Throughout his four-decade career as a songwriter, poet, and novelist, Nick Cave has conjured up a long litany of fictitious serial killers, thieves, madmen, demons, ghosts, and ghouls. But none of these make-believe horrors could rival the very real and unimaginable terror that visited him on July 14, 2015, when his 15-year-old son Arthur fell to his death from a cliff near Brighton, England, after experimenting with LSD.

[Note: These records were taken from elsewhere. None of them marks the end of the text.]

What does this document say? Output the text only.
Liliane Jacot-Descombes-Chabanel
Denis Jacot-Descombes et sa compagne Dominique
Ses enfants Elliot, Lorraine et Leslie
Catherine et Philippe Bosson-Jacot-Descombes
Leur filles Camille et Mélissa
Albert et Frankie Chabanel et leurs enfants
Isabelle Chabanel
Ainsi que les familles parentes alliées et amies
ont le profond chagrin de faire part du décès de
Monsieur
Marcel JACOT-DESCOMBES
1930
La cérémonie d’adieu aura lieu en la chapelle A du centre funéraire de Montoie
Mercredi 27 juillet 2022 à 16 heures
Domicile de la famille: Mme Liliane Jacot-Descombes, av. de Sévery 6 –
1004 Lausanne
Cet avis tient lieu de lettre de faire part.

Cave and his band had already begun recording a new album, so he was confronted with two options: abandon the record or continue working, using the exercise as an outlet for his grief. Skeleton Tree, the 16th studio album from Nick Cave and the Bad Seeds, continues the bleak minimalism of 2013’s Push the Sky Away, with Cave not singing so much as intoning and lamenting over Warren Ellis & Co.’s ambient dirges. It’s as though the band stripped these songs down to the bone, and then poured bleach over the bones. The 2016 documentary One More Time with Feeling follows the album’s recording process, and shows Cave as vulnerable, doubtful, and self-conscious about everything from his hair to his motivation to continue as a performing artist.
After being worshiped for years as the Prince of Darkness, Cave reveals that he is but a mere mortal like the rest of us, susceptible to the same hurt and loss, but burdened perhaps with a greater responsibility to keep the show going, for us just as much as for himself. Because, as he says toward the end of the film, “Someone’s got to sing the stars, and someone’s got to sing the rain, and someone’s got to sing the blood, and someone’s got to sing the pain.”